Paraphés par le ministre de l’Économie et des finances, Adama Koné et le représentant résident de l’Agence japonaise de coopération internationale (Jica), IImura Tsutomu, en présence de l’Ambassadeur Extraordinaire et Plénipotentiaire du Japon en Côte d’Ivoire, Hideaki Kuramitsu et du ministre Amédé Koffi Kouakou, les deux accords de financement portent sur un montant global de 21,164 milliards de Yen soit environ 105,820 milliards de F Cfa.

« Il s’agit de l’Accord de don pour le financement des travaux de la phase 2 du Projet de Construction de l’Echangeur d’Amitié Ivoiro-Japonaise pour un montant de 5,027 milliards de Yen, soit environ 25,135 milliards de F Cfa ; et l’Accord de prêt pour le financement du Projet de construction de trois échangeurs sur le boulevard Mitterrand pour un montant de 16,137 milliards de Yen, soit environ 80,685 milliards de F Cfa », a spécifié le ministre.

Avec la signature de l’accord de don relatif à la deuxième phase du projet de l’échangeur d’amitié ivoiro-japonaise, c’est au total 52,985 milliards de FCfa alloué à ce projet en prenant en compte l’étude du Concept Détaillé qui a couté 840 millions de F Cfa.

« L’accord de don relatif à la première phase a été signé le 10 juillet 2015 et porte sur un montant d’environ 27,010 milliards de FCfa », a rappelé Adama Koné.

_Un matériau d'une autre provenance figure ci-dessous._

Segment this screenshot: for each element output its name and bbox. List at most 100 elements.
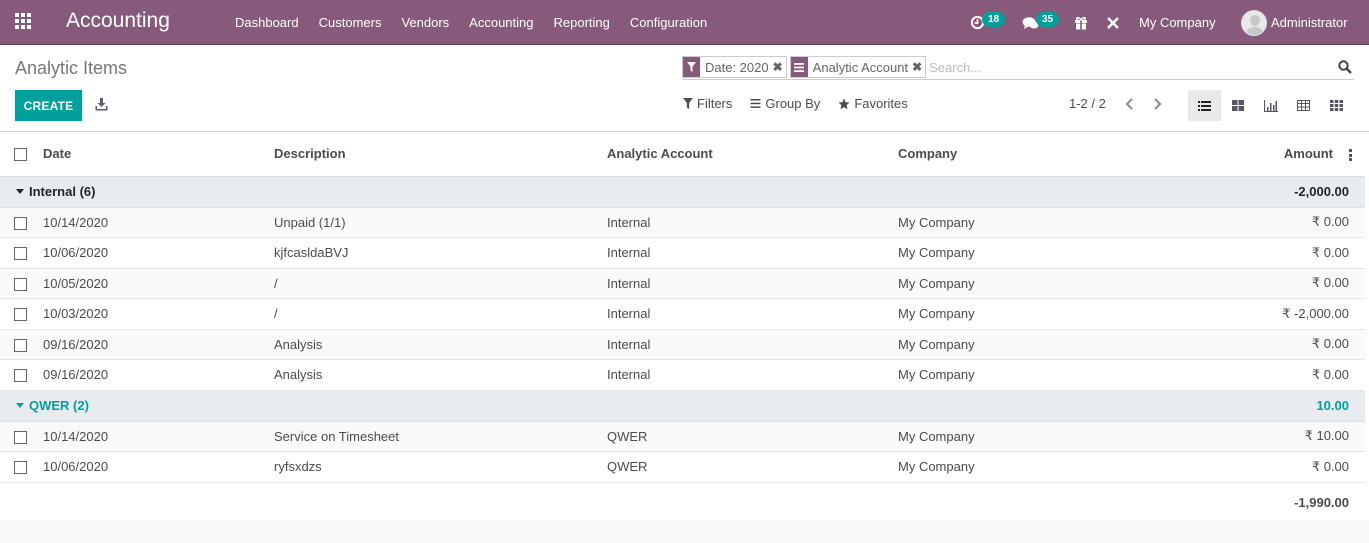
app-title: Accounting bbox=[66, 9, 170, 32]
table-row[interactable]: 10/03/2020 / Internal My Company ₹ -2,00… bbox=[0, 298, 1365, 330]
column-header-date[interactable]: Date bbox=[43, 132, 274, 177]
column-header-amount[interactable]: Amount bbox=[1125, 132, 1365, 177]
menu-customers[interactable]: Customers bbox=[319, 15, 382, 30]
column-header-company[interactable]: Company bbox=[898, 132, 1125, 177]
menu-dashboard[interactable]: Dashboard bbox=[235, 15, 299, 30]
pager-value[interactable]: 1-2 / 2 bbox=[1069, 96, 1106, 111]
group-row-internal[interactable]: Internal (6) -2,000.00 bbox=[0, 176, 1365, 208]
control-panel: Analytic Items CREATE Date: 2020 ✖ Analy… bbox=[0, 45, 1369, 132]
updates-menu[interactable] bbox=[1074, 0, 1088, 45]
optional-columns-icon[interactable] bbox=[1349, 149, 1353, 161]
menu-accounting[interactable]: Accounting bbox=[469, 15, 533, 30]
column-header-analytic-account[interactable]: Analytic Account bbox=[607, 132, 898, 177]
facet-remove-icon[interactable]: ✖ bbox=[912, 57, 925, 77]
cell-description: / bbox=[274, 298, 607, 330]
facet-remove-icon[interactable]: ✖ bbox=[773, 57, 786, 77]
user-name: Administrator bbox=[1271, 15, 1348, 30]
caret-down-icon bbox=[16, 189, 24, 195]
cell-amount: ₹ 0.00 bbox=[1125, 207, 1365, 238]
cell-company: My Company bbox=[898, 207, 1125, 238]
filter-icon bbox=[683, 57, 700, 77]
row-checkbox[interactable] bbox=[14, 461, 27, 475]
favorites-button[interactable]: Favorites bbox=[838, 96, 908, 111]
table-row[interactable]: 10/06/2020 ryfsxdzs QWER My Company ₹ 0.… bbox=[0, 451, 1365, 483]
group-row-qwer[interactable]: QWER (2) 10.00 bbox=[0, 390, 1365, 422]
table-row[interactable]: 10/05/2020 / Internal My Company ₹ 0.00 bbox=[0, 268, 1365, 299]
group-by-icon bbox=[750, 99, 761, 108]
avatar bbox=[1241, 9, 1267, 36]
company-name: My Company bbox=[1139, 15, 1216, 30]
table-header: Date Description Analytic Account Compan… bbox=[0, 132, 1365, 177]
search-icon[interactable] bbox=[1338, 60, 1352, 74]
row-select-cell bbox=[0, 298, 43, 330]
row-select-cell bbox=[0, 268, 43, 299]
list-icon bbox=[1198, 100, 1211, 111]
cell-analytic-account: Internal bbox=[607, 268, 898, 299]
main-menu: Dashboard Customers Vendors Accounting R… bbox=[235, 0, 727, 45]
download-icon[interactable] bbox=[95, 98, 108, 111]
menu-reporting[interactable]: Reporting bbox=[554, 15, 610, 30]
kanban-icon bbox=[1231, 100, 1244, 111]
row-checkbox[interactable] bbox=[14, 430, 27, 444]
facet-group-by: Analytic Account ✖ bbox=[789, 56, 927, 78]
cell-description: kjfcasldaBVJ bbox=[274, 237, 607, 269]
graph-view-button[interactable] bbox=[1254, 90, 1287, 121]
cell-description: Analysis bbox=[274, 359, 607, 391]
cell-date: 10/14/2020 bbox=[43, 207, 274, 238]
table-row[interactable]: 09/16/2020 Analysis Internal My Company … bbox=[0, 329, 1365, 360]
cell-company: My Company bbox=[898, 359, 1125, 391]
kanban-view-button[interactable] bbox=[1221, 90, 1254, 121]
row-checkbox[interactable] bbox=[14, 216, 27, 230]
activity-menu[interactable]: 18 bbox=[970, 0, 1006, 45]
cell-company: My Company bbox=[898, 268, 1125, 299]
cell-date: 09/16/2020 bbox=[43, 359, 274, 391]
row-checkbox[interactable] bbox=[14, 369, 27, 383]
group-by-button[interactable]: Group By bbox=[750, 96, 820, 111]
messaging-menu[interactable]: 35 bbox=[1022, 0, 1060, 45]
cell-company: My Company bbox=[898, 237, 1125, 269]
company-switcher[interactable]: My Company bbox=[1139, 0, 1216, 45]
cell-date: 10/03/2020 bbox=[43, 298, 274, 330]
filters-button[interactable]: Filters bbox=[683, 96, 732, 111]
pivot-view-button[interactable] bbox=[1287, 90, 1320, 121]
cell-analytic-account: Internal bbox=[607, 329, 898, 360]
filter-icon bbox=[683, 98, 693, 109]
row-select-cell bbox=[0, 237, 43, 269]
debug-tools-menu[interactable] bbox=[1106, 0, 1120, 45]
search-input[interactable] bbox=[929, 56, 1354, 78]
facet-label: Analytic Account bbox=[812, 59, 909, 75]
table-row[interactable]: 10/14/2020 Service on Timesheet QWER My … bbox=[0, 421, 1365, 452]
table-row[interactable]: 10/14/2020 Unpaid (1/1) Internal My Comp… bbox=[0, 207, 1365, 238]
app-switcher-icon[interactable] bbox=[15, 13, 33, 29]
cell-description: Service on Timesheet bbox=[274, 421, 607, 452]
activity-badge: 18 bbox=[982, 12, 1006, 27]
user-menu[interactable]: Administrator bbox=[1241, 0, 1348, 45]
group-total: -2,000.00 bbox=[1125, 176, 1365, 208]
row-checkbox[interactable] bbox=[14, 277, 27, 291]
cell-date: 09/16/2020 bbox=[43, 329, 274, 360]
grid-view-button[interactable] bbox=[1320, 90, 1353, 121]
row-select-cell bbox=[0, 359, 43, 391]
select-all-checkbox[interactable] bbox=[14, 148, 27, 162]
chevron-right-icon[interactable] bbox=[1151, 97, 1163, 111]
row-select-cell bbox=[0, 329, 43, 360]
cell-description: Analysis bbox=[274, 329, 607, 360]
create-button[interactable]: CREATE bbox=[15, 90, 82, 121]
table-row[interactable]: 09/16/2020 Analysis Internal My Company … bbox=[0, 359, 1365, 391]
cell-analytic-account: QWER bbox=[607, 451, 898, 483]
column-header-amount-label: Amount bbox=[1283, 146, 1333, 162]
table-row[interactable]: 10/06/2020 kjfcasldaBVJ Internal My Comp… bbox=[0, 237, 1365, 269]
list-view-button[interactable] bbox=[1188, 90, 1221, 121]
analytic-items-list: Date Description Analytic Account Compan… bbox=[0, 132, 1369, 522]
top-navbar: Accounting Dashboard Customers Vendors A… bbox=[0, 0, 1369, 45]
row-checkbox[interactable] bbox=[14, 308, 27, 322]
row-checkbox[interactable] bbox=[14, 338, 27, 352]
row-checkbox[interactable] bbox=[14, 247, 27, 261]
cell-description: Unpaid (1/1) bbox=[274, 207, 607, 238]
menu-vendors[interactable]: Vendors bbox=[401, 15, 449, 30]
menu-configuration[interactable]: Configuration bbox=[630, 15, 707, 30]
chevron-left-icon[interactable] bbox=[1124, 97, 1136, 111]
gift-icon bbox=[1075, 16, 1087, 30]
column-header-description[interactable]: Description bbox=[274, 132, 607, 177]
cell-amount: ₹ 0.00 bbox=[1125, 329, 1365, 360]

Il a expliqué que le projet de construction de trois échangeurs sur le Boulevard Mitterrand, s’inscrit dans le cadre de la nouvelle vision de la coopération avec le Japon qui consiste à accorder à la Côte d’Ivoire des prêts concessionnels.

Ainsi, après l’Accord de prêt relatif au projet de construction du terminal céréalier du Port d’Abidjan signé en mars 2017, le Projet de Construction de trois Echangeurs sur le Boulevard Mitterrand bénéficie ce jour, d’un prêt d’environ 80,685 milliards de F Cfa, avec un taux d’intérêt de 0,1%, une maturité de 40 ans dont 12 ans de différé, a souligné le représentant du Gouvernement.

Le représentant résidant de la (Jica), IImura Tsutomu, s’est félicité des bonnes relations qui existent entre les deux pays. Il a renouvelé la promesse de soutien de son pays aux efforts de développement de la Côte d’Ivoire.